The applicant has queried whether “Dialyzer” can be classified as ‘Disposable sterilized dialyzer or micro barrier of artificial kidney’ under Entry No. 255 of Schedule I to the Rate Notifications. Entry No. 255 of Schedule I to the Rate Notifications is reproduced as under:-

Since a dialyzer is used in performing the functions of a kidney, it goes without saying that it is required to be sterilized and free from contamination. We are also of the opinion that given the importance of the subject product in performing the work of a kidney albeit externally, the same should not be reused. The table above mentions that the sterilized dialyzer should be disposable i.e for a single use purpose only. The applicant has contended that the subject product are disposable in nature and are marketed as such. We are in agreement with the contention of the applicant that the subject product is performing a very crucial function in the case of persons suffering from kidney failure and therefore very critical and with contamination can also lead to serious consequences in such patients. In normal circumstances and in all situations such dialyzers should not be reused and in fact are not being reused which therefore implies that they are disposed of after a single use,

In view of the above discussions and applicant’s submissions, we hold that the subject product, namely, ‘dialyzers’ are used in sterilized form and are also disposable after single use.

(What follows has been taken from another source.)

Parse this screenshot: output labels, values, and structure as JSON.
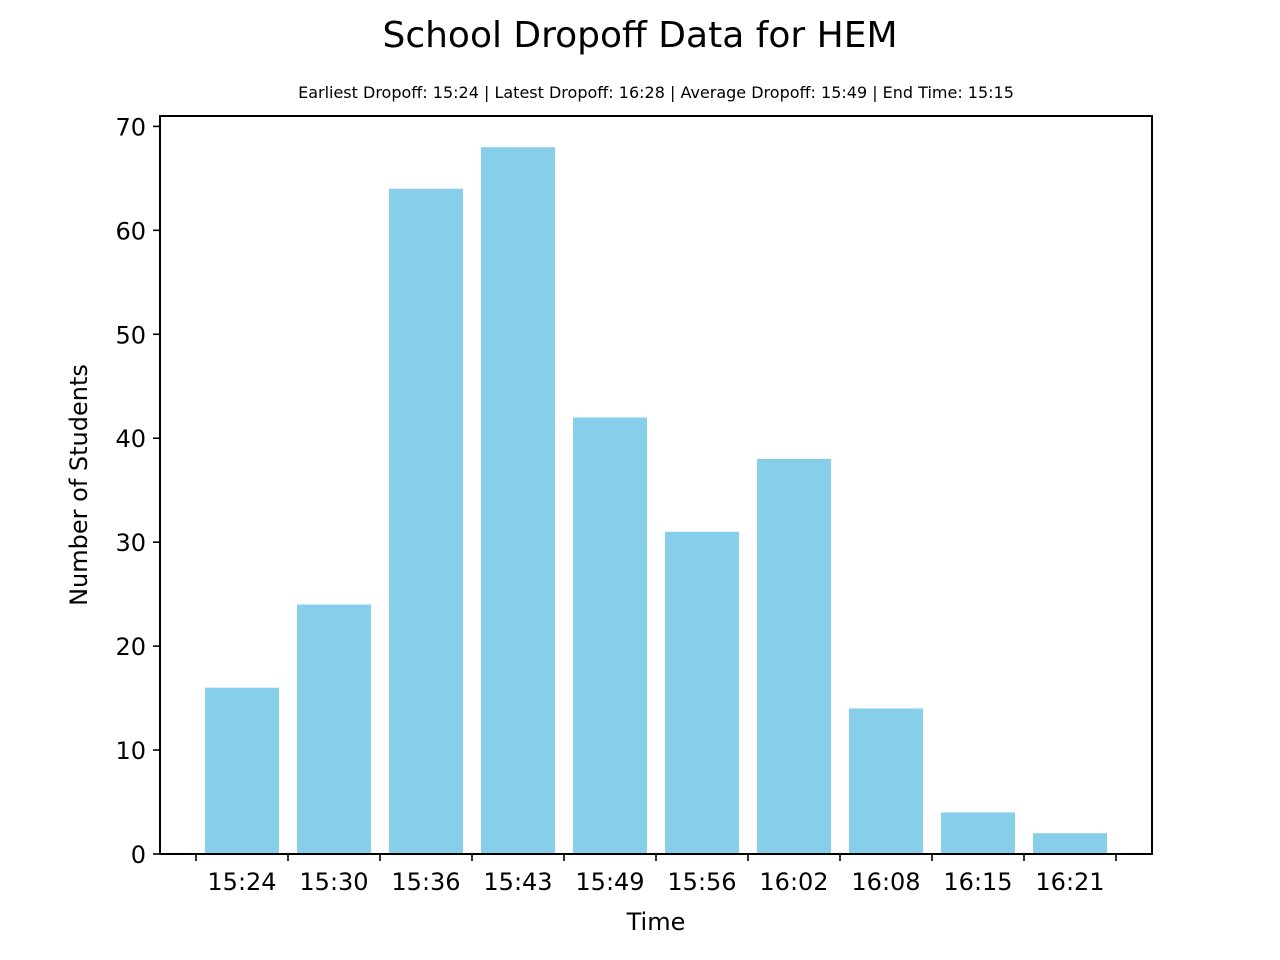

Hence the same will be covered under Entry No. 255 of Schedule I to the Rate Notifications.

06. In view of the deliberations as held hereinabove, we pass the order as under :

ORDER

(under section 98 of the Central Goods and Services Tax Act, 2017 and the Maharashtra Goods and Services Tax Act, 2017)

NO.GST-ARA-141/2018-19/B-94

Mumbai, dt. 23-08-2019

For reasons as discussed in the body of the order, the question is answered thus –

Question 1. “Whether on facts and circumstances of the case, the product “Dialyzer” be treated as ‘Disposable sterilized dialyzer or micro barrier of artificial kidney’ as mentioned under Entry No. 255 of Schedule I to Notification Number 1/2017-Central Tax (Rate), dated 28 June 2017 and Notification Number 1/2017-lntegrated Tax (Rate), dated 28 June 2017 (Collectively referred to as the ‘Rate Notifications’)

Answer :- Answered in the affirmative.

Question 2. If the said product “Dialyzer” falls under Entry No. 255 of Schedule I to the Rate Notifications, whether it would be classified under Chapter 90 (i.e. Tariff item 9018 90 31) or Chapter 84 (i.e. Tariff item 8421 29 00).

Answer:- The product is classifiable in the tariff item 9018 90 31.